The second major hurdle is the current criminal case in Kirov against him on alleged corruption charges. It was initially believed that Navalny would be arrested, but fortunately the court did not approve the prosecutors' request for an arrest warrant. At the same time, however, if the authorities hand down an indictment by July 11, the registration deadline for the election, Navalny will be denied the ability to run. In any event, if Navalny receives a conviction, even a suspended sentence, he will be disqualified from running for any political office whatsoever.
Voters have not shown interest in any other candidates since there is a strong electoral base that does not approve of Sobyanin's record as mayor. Sobyanin promises to expand the metro system, to build roads, highway interchanges, housing and kindergartens and to improve the air and water in Moscow, and few of these goals have been achieved.
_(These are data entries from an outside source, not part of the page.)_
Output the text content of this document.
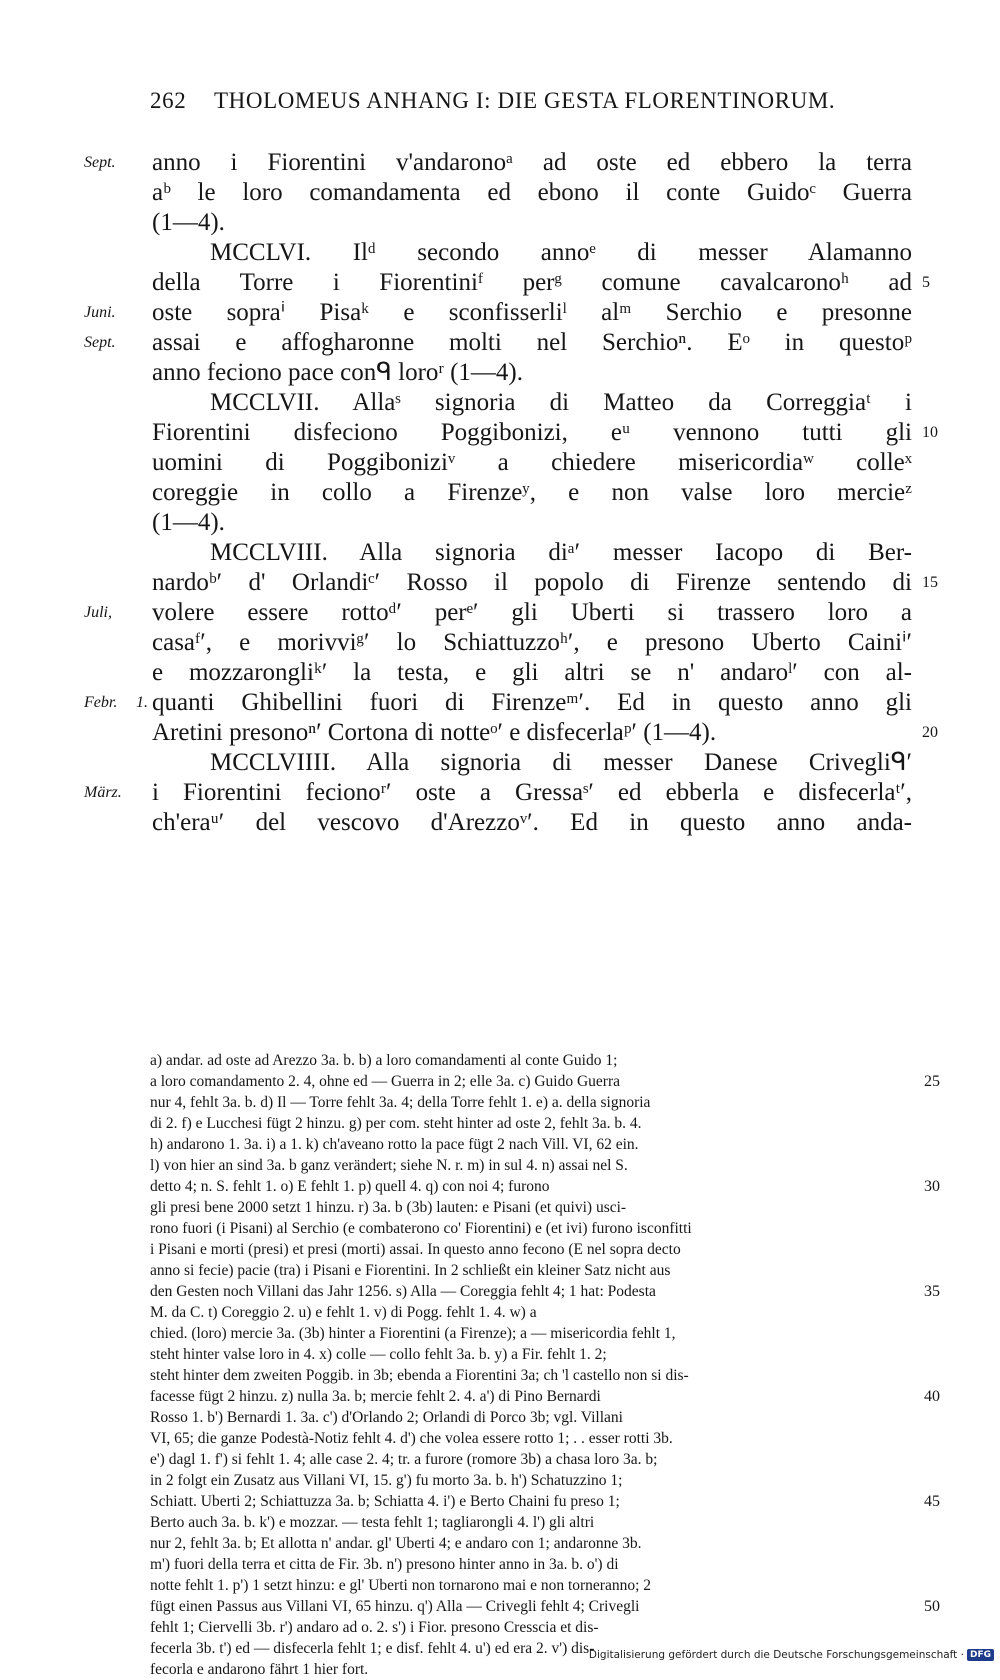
262 THOLOMEUS ANHANG I: DIE GESTA FLORENTINORUM.
anno i Fiorentini v'andaronoᵃ ad oste ed ebbero la terra
Sept.
aᵇ le loro comandamenta ed ebono il conte Guidoᶜ Guerra
(1—4).
MCCLVI. Ilᵈ secondo annoᵉ di messer Alamanno
della Torre i Fiorentiniᶠ perᵍ comune cavalcaronoʰ ad 5
oste sopraⁱ Pisaᵏ e sconfisserliˡ alᵐ Serchio e presonne
Juni.
assai e affogharonne molti nel Serchioⁿ. Eᵒ in questoᵖ
Sept.
anno feciono pace conᑫ loroʳ (1—4).
MCCLVII. Allaˢ signoria di Matteo da Correggiaᵗ i
Fiorentini disfeciono Poggibonizi, eᵘ vennono tutti gli 10
uomini di Poggiboniziᵛ a chiedere misericordiaʷ colleˣ
coreggie in collo a Firenzeʸ, e non valse loro mercieᶻ
(1—4).
MCCLVIII. Alla signoria diᵃ′ messer Iacopo di Ber-
nardoᵇ′ d' Orlandiᶜ′ Rosso il popolo di Firenze sentendo di 15
volere essere rottoᵈ′ perᵉ′ gli Uberti si trassero loro a
Juli,
casaᶠ′, e morivviᵍ′ lo Schiattuzzoʰ′, e presono Uberto Cainiⁱ′
e mozzarongliᵏ′ la testa, e gli altri se n' andaroˡ′ con al-
quanti Ghibellini fuori di Firenzeᵐ′. Ed in questo anno gli
Febr. 1.
Aretini presonoⁿ′ Cortona di notteᵒ′ e disfecerlaᵖ′ (1—4).	20
MCCLVIIII. Alla signoria di messer Danese Crivegliᑫ′
i Fiorentini fecionoʳ′ oste a Gressaˢ′ ed ebberla e disfecerlaᵗ′,
März.
ch'eraᵘ′ del vescovo d'Arezzoᵛ′. Ed in questo anno anda-
a) andar. ad oste ad Arezzo 3a. b. b) a loro comandamenti al conte Guido 1;
a loro comandamento 2. 4, ohne ed — Guerra in 2; elle 3a. c) Guido Guerra	25
nur 4, fehlt 3a. b. d) Il — Torre fehlt 3a. 4; della Torre fehlt 1. e) a. della signoria
di 2. f) e Lucchesi fügt 2 hinzu. g) per com. steht hinter ad oste 2, fehlt 3a. b. 4.
h) andarono 1. 3a. i) a 1. k) ch'aveano rotto la pace fügt 2 nach Vill. VI, 62 ein.
l) von hier an sind 3a. b ganz verändert; siehe N. r. m) in sul 4. n) assai nel S.
detto 4; n. S. fehlt 1. o) E fehlt 1. p) quell 4. q) con noi 4; furono	30
gli presi bene 2000 setzt 1 hinzu. r) 3a. b (3b) lauten: e Pisani (et quivi) usci-
rono fuori (i Pisani) al Serchio (e combaterono co' Fiorentini) e (et ivi) furono isconfitti
i Pisani e morti (presi) et presi (morti) assai. In questo anno fecono (E nel sopra decto
anno si fecie) pacie (tra) i Pisani e Fiorentini. In 2 schließt ein kleiner Satz nicht aus
den Gesten noch Villani das Jahr 1256. s) Alla — Coreggia fehlt 4; 1 hat: Podesta	35
M. da C. t) Coreggio 2. u) e fehlt 1. v) di Pogg. fehlt 1. 4. w) a
chied. (loro) mercie 3a. (3b) hinter a Fiorentini (a Firenze); a — misericordia fehlt 1,
steht hinter valse loro in 4. x) colle — collo fehlt 3a. b. y) a Fir. fehlt 1. 2;
steht hinter dem zweiten Poggib. in 3b; ebenda a Fiorentini 3a; ch 'l castello non si dis-
facesse fügt 2 hinzu. z) nulla 3a. b; mercie fehlt 2. 4. a') di Pino Bernardi	40
Rosso 1. b') Bernardi 1. 3a. c') d'Orlando 2; Orlandi di Porco 3b; vgl. Villani
VI, 65; die ganze Podestà-Notiz fehlt 4. d') che volea essere rotto 1; . . esser rotti 3b.
e') dagl 1. f') si fehlt 1. 4; alle case 2. 4; tr. a furore (romore 3b) a chasa loro 3a. b;
in 2 folgt ein Zusatz aus Villani VI, 15. g') fu morto 3a. b. h') Schatuzzino 1;
Schiatt. Uberti 2; Schiattuzza 3a. b; Schiatta 4. i') e Berto Chaini fu preso 1;	45
Berto auch 3a. b. k') e mozzar. — testa fehlt 1; tagliarongli 4. l') gli altri
nur 2, fehlt 3a. b; Et allotta n' andar. gl' Uberti 4; e andaro con 1; andaronne 3b.
m') fuori della terra et citta de Fir. 3b. n') presono hinter anno in 3a. b. o') di
notte fehlt 1. p') 1 setzt hinzu: e gl' Uberti non tornarono mai e non torneranno; 2
fügt einen Passus aus Villani VI, 65 hinzu. q') Alla — Crivegli fehlt 4; Crivegli	50
fehlt 1; Ciervelli 3b. r') andaro ad o. 2. s') i Fior. presono Cresscia et dis-
fecerla 3b. t') ed — disfecerla fehlt 1; e disf. fehlt 4. u') ed era 2. v') dis-
fecorla e andarono fährt 1 hier fort.
Digitalisierung gefördert durch die Deutsche Forschungsgemeinschaft · DFG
In a recent meeting at the Kremlin, President Vladimir Putin wished Sobyanin "success in the election" and gave him one of his trademark sly grins. The last time Putin himself took part in a truly competitive election was way back in 1996, when he headed Anatoly Sobchak's mayoral re-election campaign. Sobchak lost that election by a small margin, and since then Putin has preferred either canceling elections outright or manipulating them to avoid any unpleasant surprises.